QUANTIFIED PIRT USING CHARACTERISTIC TIME RATIOS

摘要

The US Nuclear Regulatory Commission (NRC) revised reactor licensing rules in 1988 to allow the use of realistic best-estimate (BE) computer code if its uncertainties are quantified following the rigorous Code Scaling, Application and Uncertainty (CSAU) methodology. The CSAU methodology introduced Phenomena Identification and Ranking Table (PIRT) to identify important contributors to uncertainty. PIRT ranks the importance of uncertainty contributors based on expert judgments as well as calculations. In this study, Quantified PIRT (QPIRT) is proposed as an alternate approach to identify and rank the importance of physical phenomena. QPIRT is solely based on the ranking of numerical values of Π groups obtained from dimensionless analysis to field equations.

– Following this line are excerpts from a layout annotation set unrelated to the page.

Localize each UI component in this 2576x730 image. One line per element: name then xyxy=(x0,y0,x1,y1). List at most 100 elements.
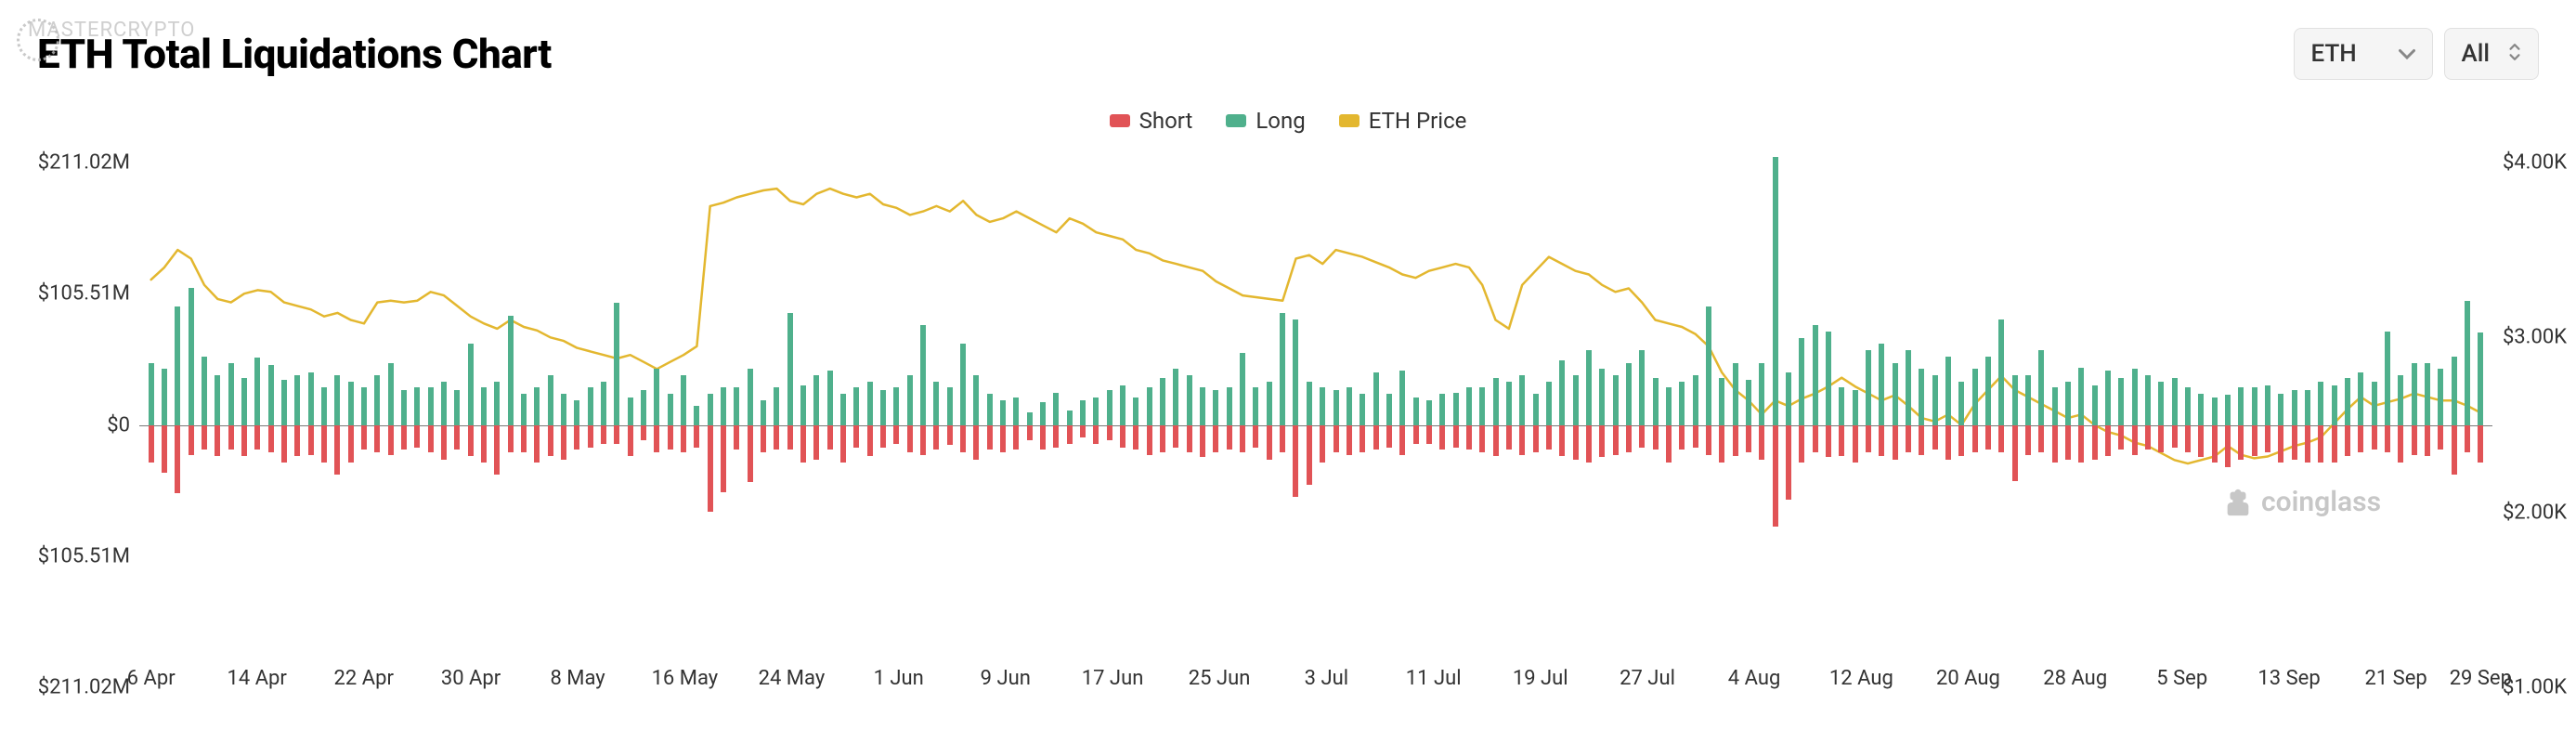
bar-long xyxy=(1813,325,1818,424)
bar-short xyxy=(2332,425,2337,463)
bar-short xyxy=(1240,425,1245,452)
bar-long xyxy=(1719,378,1724,425)
bar-short xyxy=(641,425,646,440)
bar-short xyxy=(601,425,606,444)
bar-long xyxy=(2158,382,2164,425)
bar-short xyxy=(2092,425,2098,461)
bar-short xyxy=(1998,425,2004,452)
asset-dropdown[interactable]: ETH xyxy=(2294,28,2433,80)
x-tick: 13 Sep xyxy=(2257,667,2320,690)
bar-long xyxy=(1227,387,1232,424)
bar-short xyxy=(800,425,806,463)
bar-short xyxy=(1187,425,1192,452)
bar-long xyxy=(1853,390,1858,425)
bar-short xyxy=(2372,425,2377,450)
bar-long xyxy=(1080,400,1086,425)
bar-long xyxy=(574,400,579,425)
bar-short xyxy=(468,425,474,457)
bar-short xyxy=(654,425,659,452)
bar-long xyxy=(840,394,846,425)
bar-short xyxy=(761,425,766,452)
x-tick: 14 Apr xyxy=(228,667,287,690)
bar-long xyxy=(694,406,699,424)
bar-short xyxy=(228,425,234,450)
bar-short xyxy=(521,425,527,452)
legend-item-short[interactable]: Short xyxy=(1110,108,1193,134)
bar-long xyxy=(1067,411,1073,425)
bar-long xyxy=(2065,382,2071,425)
bar-short xyxy=(1533,425,1539,452)
x-tick: 16 May xyxy=(652,667,719,690)
bar-short xyxy=(614,425,619,444)
bar-short xyxy=(1733,425,1738,457)
bar-long xyxy=(1559,360,1565,425)
y-axis-right: $4.00K$3.00K$2.00K$1.00K xyxy=(2502,147,2567,667)
bar-short xyxy=(1213,425,1218,452)
bar-long xyxy=(2318,382,2323,425)
bar-short xyxy=(202,425,207,450)
bar-long xyxy=(1786,372,1791,424)
x-tick: 27 Jul xyxy=(1620,667,1675,690)
bar-short xyxy=(1000,425,1006,452)
bar-short xyxy=(681,425,686,452)
bar-short xyxy=(1067,425,1073,444)
bar-long xyxy=(668,394,673,425)
bar-long xyxy=(1626,363,1632,425)
bar-short xyxy=(2012,425,2018,481)
bar-long xyxy=(1053,393,1059,425)
bar-long xyxy=(907,375,913,425)
bar-short xyxy=(1200,425,1205,458)
bar-long xyxy=(254,358,260,424)
bar-short xyxy=(189,425,194,455)
bar-short xyxy=(1334,425,1339,452)
bar-short xyxy=(1107,425,1112,440)
y-left-tick: $211.02M xyxy=(19,150,130,174)
x-tick: 19 Jul xyxy=(1513,667,1568,690)
bar-long xyxy=(2398,375,2403,425)
bar-long xyxy=(2265,385,2270,425)
x-tick: 22 Apr xyxy=(334,667,394,690)
bar-short xyxy=(1479,425,1485,452)
bar-short xyxy=(960,425,966,452)
bar-long xyxy=(1320,387,1325,424)
bar-long xyxy=(628,398,633,424)
x-tick: 24 May xyxy=(759,667,826,690)
bar-long xyxy=(2332,385,2337,425)
bar-long xyxy=(268,365,274,424)
bar-long xyxy=(1972,369,1978,424)
bar-short xyxy=(1320,425,1325,463)
bar-short xyxy=(241,425,247,457)
bar-short xyxy=(268,425,274,452)
bar-long xyxy=(1253,387,1258,424)
legend-item-long[interactable]: Long xyxy=(1226,108,1305,134)
bar-short xyxy=(1559,425,1565,457)
x-tick: 1 Jun xyxy=(874,667,924,690)
bar-short xyxy=(1280,425,1285,452)
bar-short xyxy=(561,425,566,461)
bar-long xyxy=(1360,394,1365,425)
x-axis: 6 Apr14 Apr22 Apr30 Apr8 May16 May24 May… xyxy=(139,667,2492,704)
chart-area[interactable]: $211.02M$105.51M$0$105.51M$211.02M $4.00… xyxy=(139,147,2492,667)
bar-short xyxy=(2158,425,2164,452)
bar-long xyxy=(494,382,500,425)
bar-long xyxy=(1347,387,1352,424)
x-tick: 8 May xyxy=(550,667,605,690)
bar-short xyxy=(880,425,886,448)
legend-item-price[interactable]: ETH Price xyxy=(1339,108,1467,134)
bar-short xyxy=(2105,425,2111,457)
bar-long xyxy=(973,375,979,425)
bar-long xyxy=(2438,369,2443,424)
bar-short xyxy=(574,425,579,450)
bar-long xyxy=(361,387,367,424)
bar-short xyxy=(1958,425,1964,457)
range-dropdown[interactable]: All xyxy=(2444,28,2540,80)
bar-short xyxy=(694,425,699,448)
y-left-tick: $105.51M xyxy=(19,545,130,568)
bar-long xyxy=(708,394,713,425)
bar-long xyxy=(2358,372,2363,424)
bar-long xyxy=(2425,363,2430,425)
bar-long xyxy=(1493,378,1499,425)
bar-short xyxy=(1160,425,1165,452)
bar-short xyxy=(428,425,434,452)
bar-long xyxy=(2278,394,2283,425)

The numerical values of Π groups are calculated using best-estimate computer codes (RELAP5) simulation results. Since Π groups of greater values have higher impact to the solution of field equation, QPIRT identify and prioritize important phenomena based on the ranking of associated Π groups. RELAP5 simulation to a reactor integral test facility is employed to demonstrate the QPIRT method. Besides, the obtained QPIRT is compared to an existing expert PIRT to identify the effectiveness and limitations of QPIRT The QPIRT, together with the expert PIRT, is recommended to be used to identify important phenomena and uncertainty contributors for next generation nuclear system computer code validation and uncertainty analysis.